2. La distinzione nella pratica. Per qualche ragione, questa distinzione si è offuscata nella mente di molti giornalisti. Ad esempio nel Corriere della Sera di Domenica 15 Ottobre Ernesto Galli della Loggia esordisce gravemente: “C’è un solo gruppo di persone più spregevole dei terroristi: sono quelli che qui in Occidente ne prendono ne parti giustificandone di fatto le imprese sanguinarie.” E come avviene questo? “Con il dire che sì certo i mezzi adoperati dai terroristi non sono proprio i migliori, ma come si fa a non considerare la situazione degli oppressi nel cui nome essi agiscono?” Prendiamo ad esempio la seguente dichiarazione, non citata dal bravo Ernesto ma pertinente e lievemente più perspicua (ai miei scopi l’identità dell’autore non sarebbe rilevante. E’ comunque, per chi lo volesse sapere, di Giulio Andreotti): “Credo che ognuno di noi, se fosse nato in un campo di concentramento e non avesse da cinquant’anni nessuna prospettiva da dare ai figli, sarebbe un terrorista.” Qui almeno vengono accennate le cause ambientali e sociali che possono portare un uomo, palestinese o no, a fare la scelta del terrorismo. Non c’è evidentemente nessuna giustificazione di alcun atto terroristico, ma un accenno a una spiegazione di come si forma un movimento terrorista. Magari questa ipotesi sociologica, quasi universalmente condivisa, è sbagliata: ad esempio, i terroristi potrebbero essere non umiliati e oppressi, come li pensano Guterres e Andreotti, ma viveur annoiati e disgustati del lusso in cui vivono con bisogno di emozioni forti: un po’ come Bin Laden. Ma, giusta o sbagliata, non è una giustificazione di alcun loro atto.

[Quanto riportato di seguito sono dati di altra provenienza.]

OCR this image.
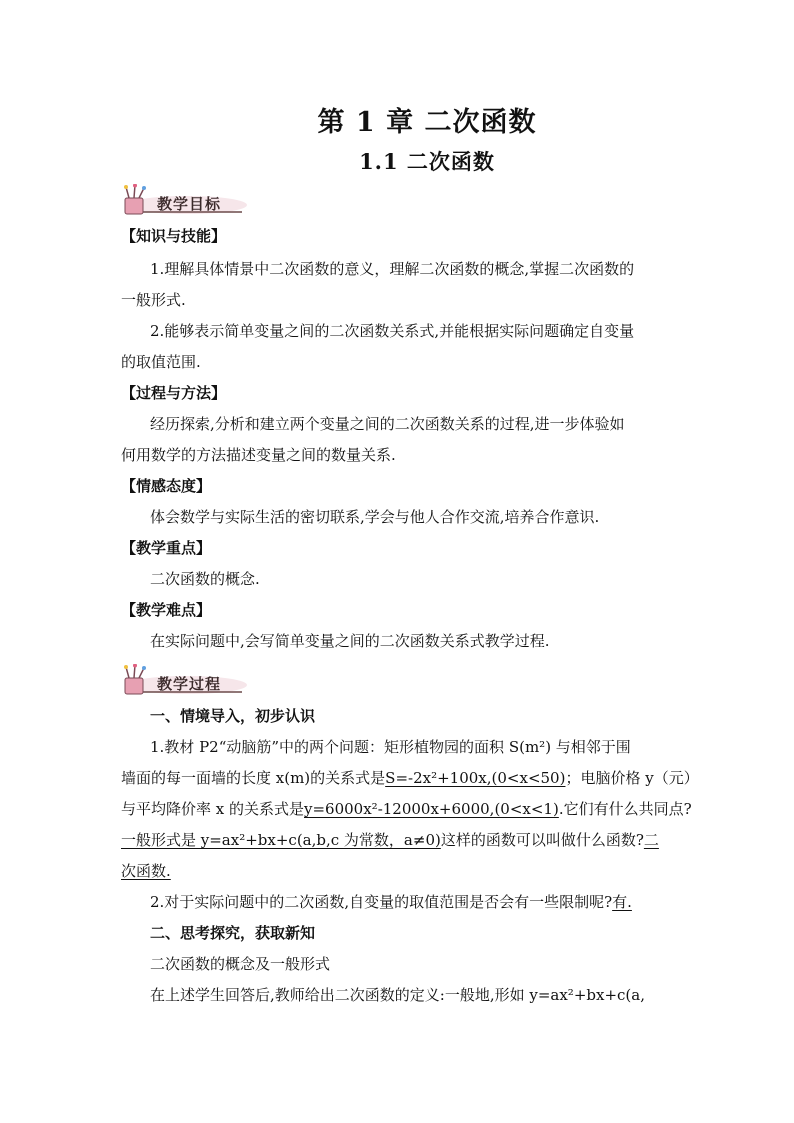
第 1 章 二次函数
1.1 二次函数
教学目标
【知识与技能】
1.理解具体情景中二次函数的意义，理解二次函数的概念,掌握二次函数的
一般形式.
2.能够表示简单变量之间的二次函数关系式,并能根据实际问题确定自变量
的取值范围.
【过程与方法】
经历探索,分析和建立两个变量之间的二次函数关系的过程,进一步体验如
何用数学的方法描述变量之间的数量关系.
【情感态度】
体会数学与实际生活的密切联系,学会与他人合作交流,培养合作意识.
【教学重点】
二次函数的概念.
【教学难点】
在实际问题中,会写简单变量之间的二次函数关系式教学过程.
教学过程
一、情境导入，初步认识
1.教材 P2“动脑筋”中的两个问题：矩形植物园的面积 S(m²) 与相邻于围
墙面的每一面墙的长度 x(m)的关系式是S=-2x²+100x,(0<x<50)；电脑价格 y（元）
与平均降价率 x 的关系式是y=6000x²-12000x+6000,(0<x<1).它们有什么共同点?
一般形式是 y=ax²+bx+c(a,b,c 为常数，a≠0)这样的函数可以叫做什么函数?二
次函数.
2.对于实际问题中的二次函数,自变量的取值范围是否会有一些限制呢?有.
二、思考探究，获取新知
二次函数的概念及一般形式
在上述学生回答后,教师给出二次函数的定义:一般地,形如 y=ax²+bx+c(a,
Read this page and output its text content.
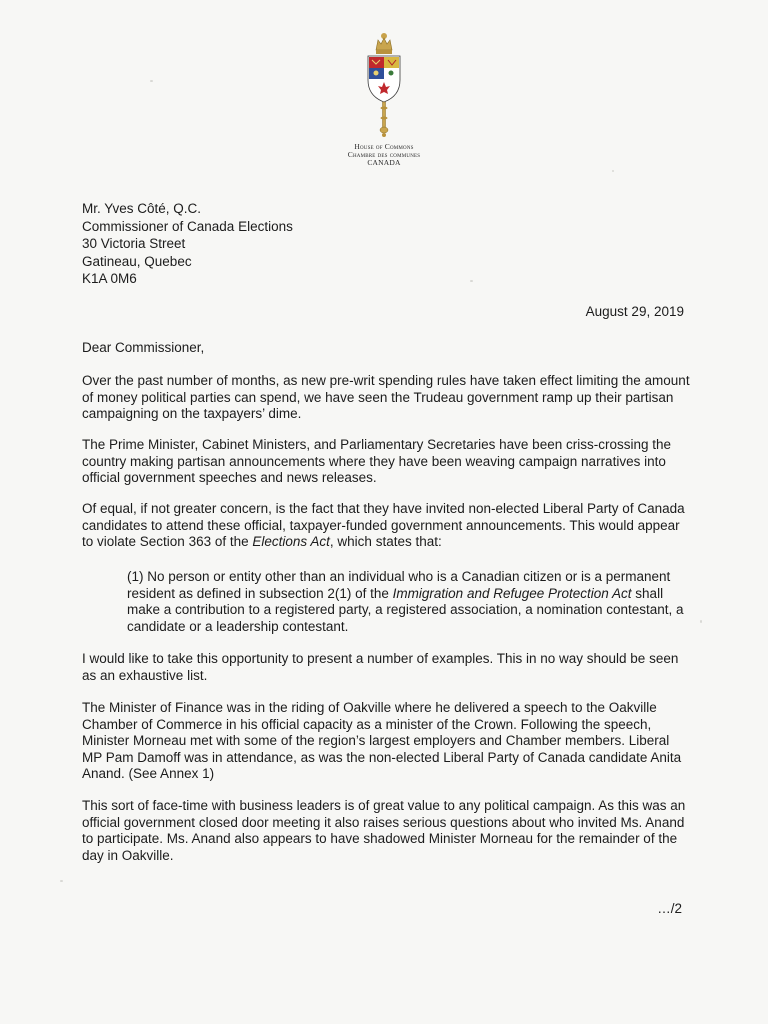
House of Commons
Chambre des communes
CANADA
Mr. Yves Côté, Q.C.
Commissioner of Canada Elections
30 Victoria Street
Gatineau, Quebec
K1A 0M6
August 29, 2019
Dear Commissioner,
Over the past number of months, as new pre-writ spending rules have taken effect limiting the amount of money political parties can spend, we have seen the Trudeau government ramp up their partisan campaigning on the taxpayers’ dime.
The Prime Minister, Cabinet Ministers, and Parliamentary Secretaries have been criss-crossing the country making partisan announcements where they have been weaving campaign narratives into official government speeches and news releases.
Of equal, if not greater concern, is the fact that they have invited non-elected Liberal Party of Canada candidates to attend these official, taxpayer-funded government announcements. This would appear to violate Section 363 of the Elections Act, which states that:
(1) No person or entity other than an individual who is a Canadian citizen or is a permanent resident as defined in subsection 2(1) of the Immigration and Refugee Protection Act shall make a contribution to a registered party, a registered association, a nomination contestant, a candidate or a leadership contestant.
I would like to take this opportunity to present a number of examples. This in no way should be seen as an exhaustive list.
The Minister of Finance was in the riding of Oakville where he delivered a speech to the Oakville Chamber of Commerce in his official capacity as a minister of the Crown. Following the speech, Minister Morneau met with some of the region’s largest employers and Chamber members. Liberal MP Pam Damoff was in attendance, as was the non-elected Liberal Party of Canada candidate Anita Anand. (See Annex 1)
This sort of face-time with business leaders is of great value to any political campaign. As this was an official government closed door meeting it also raises serious questions about who invited Ms. Anand to participate. Ms. Anand also appears to have shadowed Minister Morneau for the remainder of the day in Oakville.
…/2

3. Mieli. Però si potrebbe dire che Galli della Loggia non fa testo: è rimasto il giovane brillante ma un po’ confusionario di trenta-quarant’anni fa. E nemmeno gli eterni Aldo Grasso, Beppe Severgnini (anche loro sullo stesso numero del Corriere) sono in fondo l’uno decorativo, l’altro folcloristico. Vediamo allora come sul Corriere di ieri 25 Ottobre Paolo Mieli, autorevole, posato, informato, ed esperto di Medio Oriente e molte altre cose, ci dà un saggio della sua souplesse. Souplesse nel fare cosa? Ahimè! Anche lui nell’attaccare Guterres: “Il segretario Guterres –pur senza abbandonarsi a stereotipi antigiudaici- dopo le parole di condanna dell’attacco del 7 Ottobre che potevano apparire insincere- ha ricondotto la responsabilità dell’accaduto a ‘cinquantasei anni di soffocante occupazione israeliana’. Un’enormità. Parole dall’innegabile sottinteso giustificazionista.” “Potevano apparire insincere?” E perché? Ma poi soprattutto:“Innegabile”?